The millennial generation in America is suffering from the ill effects of Baumol’s disease. But despite its name, Baumol’s disease isn’t an illness, it’s an economic phenomenon. First described in the 1960s by William J. Baumol and William G. Bowen, it explains how we can possess luxuries barely dreamed of in our childhoods—like smart phones and 60” televisions—while the necessities such as quality housing, medical care, childcare and education are too often drowning young adults under piles of debt.
So how did we get here? How does Baumol’s disease offer an explanation as to what is going on? Baumol’s disease is the economic paradigm which models to us the ill effects of what an imbalance of growth and innovation in different industries does to prices of goods and services in our society. The result of uneven productivity growth is that the prices of innovative goods, like computers, get cheaper, but the prices of goods and services produced by noninnovative industries go up instead. And unfortunately, many of the goods and services that are the foundation of a middle class lifestyle, like housing, medical care, and education, are all provided by noninnovative industries.
As industries innovate, the price of their goods decline over time because they become cheaper to produce, like our smart phones. However, this growth not only affects the industries in which it occurs, it also causes the prices of noninnovative industries to rise. This is because productivity growth in industries is also accompanied by wage growth—at least the wages and wealth that make up the top of the industry. This increase in wages causes labor to become more expensive in the economy as a whole, meaning that even noninnovative industries have to pay more in labor costs, causing the price of the labor needed to produce all goods to increase.

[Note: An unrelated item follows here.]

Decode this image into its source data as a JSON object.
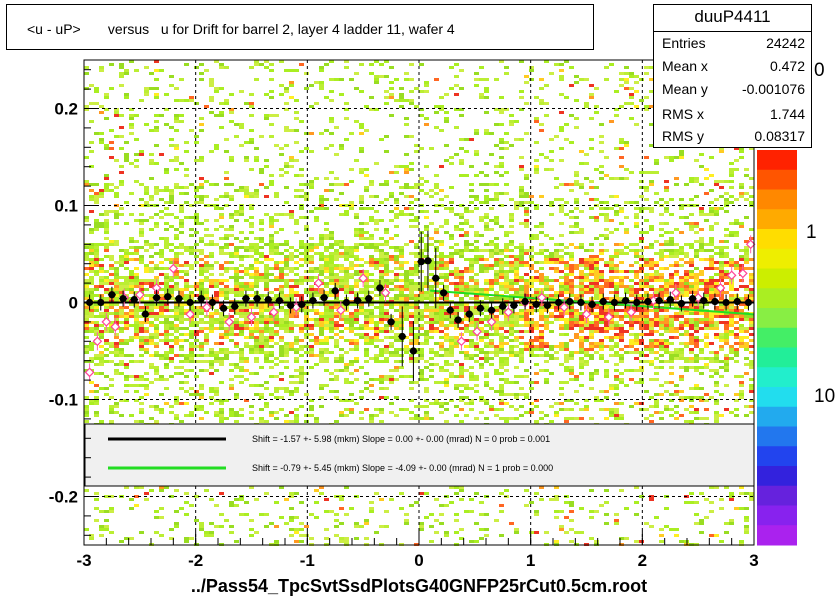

However, without the the innovation growth that leads to smarter, cheaper production, noninnovative industries are forced to pass on these costs to the consumer. And when consumers find the goods and services to be essential to life, the demand for the goods and services from noninnovative industries does not decrease despite the rising cost. This means that we end having to pay increasingly more for these goods as their prices increase at a rapider rate than overall inflation and wage growth. And it does not matter whether we can afford these increases or not.
So why are so many of the industries we consider essential to good quality of life fall into the noninnovative category? Because they are mostly labor intensive industries that require a significant amount of human capital. And it is often extremely difficult, if not downright impossible, to increase the speed or volume at which a human can perform certain tasks. For example, a doctor can only visit one patient at a time so quickly and a classroom can only get so big before we lose the quality of the labor we are paying for. Even now, most of our society agrees that doctor visits are too short and classes are too crowded. As for the building industry, most aspects of construction is hands-on. Also, a portion of that labor is highly skilled and must be well paid to attract the right workers or the work won’t be done properly and safely. And while other industries like childcare often employ less specialized workers, it would detrimental to our children if we allow the ratio of babies to caretaker increase above the current ratio of 3:1 in our daycares.
I’m not sure what we can do as a society to quell these rising costs. The lack of innovation isn’t the only thing causing prices of housing, education, and medical care to rise; but a deeper understanding of the factors that got us to where we are today can help us grasp why it’s so much harder for this generation than the last few before us to make a middle class life for ourselves. Because we know that the problem isn’t just too much avocado toast.